親や親族は、何とも出来ずにただ手をこまねいていた。

そんな中で、徳之丞はむっくりと起き上がり、新五郎の手を取り、

    すゑの露浅茅がもとを思ひやる

            我身ひとつの秋の村雨

と詠んで息絶えた。新五郎は悲しく哀れに心迷い、同じになりたいと願ったが、その甲斐もない。野辺の送りを行い、徳之丞の亡骸を苔の下に埋めて墓の主とした。そして自らは、墓の前で髪を切り、家にも帰らず、そのまま遁世した。

     のがれてもしばし命のつれなくば

            恋しかるべきけふの暮れかな

と詠み、足にまかせて立ち去った。

その後新五郎は、西国に行き、霊仏霊社を拝みつくし、次の年の4月ごろ故郷に帰り、人知れず徳之丞の墓に立ち寄った。草はぼうぼうとして、露のみが溢れていた。哀れ昔を思い、面影は忘れられない。

新五郎が涙ながらに念仏をすると、墓の向こうに徳之丞が現れて、影のごとくしょうしょうと立った。新五郎が近づくと、かき消すように姿を消した。

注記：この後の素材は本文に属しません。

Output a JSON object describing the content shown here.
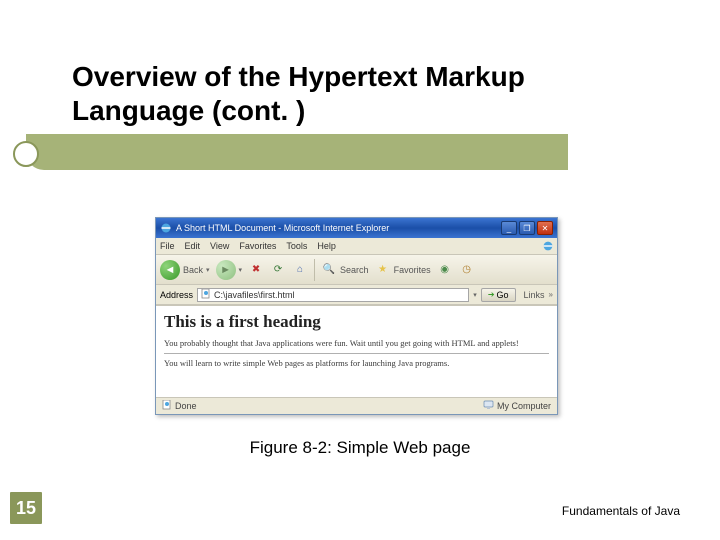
{
  "slide": {
    "title": "Overview of the Hypertext Markup Language (cont. )",
    "number": "15",
    "footer": "Fundamentals of Java",
    "caption": "Figure 8-2: Simple Web page"
  },
  "browser": {
    "title": "A Short HTML Document - Microsoft Internet Explorer",
    "menu": {
      "file": "File",
      "edit": "Edit",
      "view": "View",
      "favorites": "Favorites",
      "tools": "Tools",
      "help": "Help"
    },
    "toolbar": {
      "back": "Back",
      "search": "Search",
      "favorites": "Favorites"
    },
    "addressbar": {
      "label": "Address",
      "path": "C:\\javafiles\\first.html",
      "go": "Go",
      "links": "Links"
    },
    "content": {
      "heading": "This is a first heading",
      "p1": "You probably thought that Java applications were fun. Wait until you get going with HTML and applets!",
      "p2": "You will learn to write simple Web pages as platforms for launching Java programs."
    },
    "status": {
      "left": "Done",
      "right": "My Computer"
    }
  }
}
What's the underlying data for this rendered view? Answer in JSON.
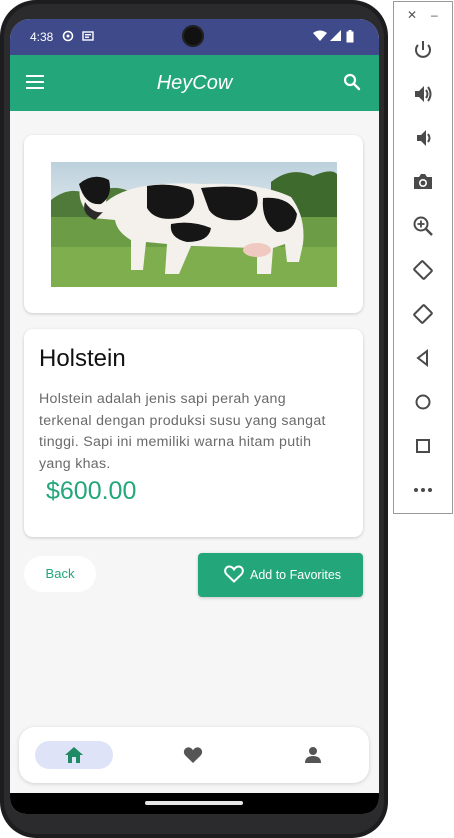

心を静めて経を読み、跡を弔い、泣く泣く立ち去った。東国の方に行ったが、世の中はいっこうに静かにならない。行く末も見えた。この先長らえても何ほどのことがあろうかと思い、松の枝に、

    露の身のおき所こそなかりけれ

              野にも山にも秋風ぞふく

と言う歌を結びつけ、傍らの、あなしの池という池に身を投げて死んでしまったのこそ哀れである。

たまたま知る人があって、死体を水から取り上げ、徳之丞の墓の前に埋めたということだ。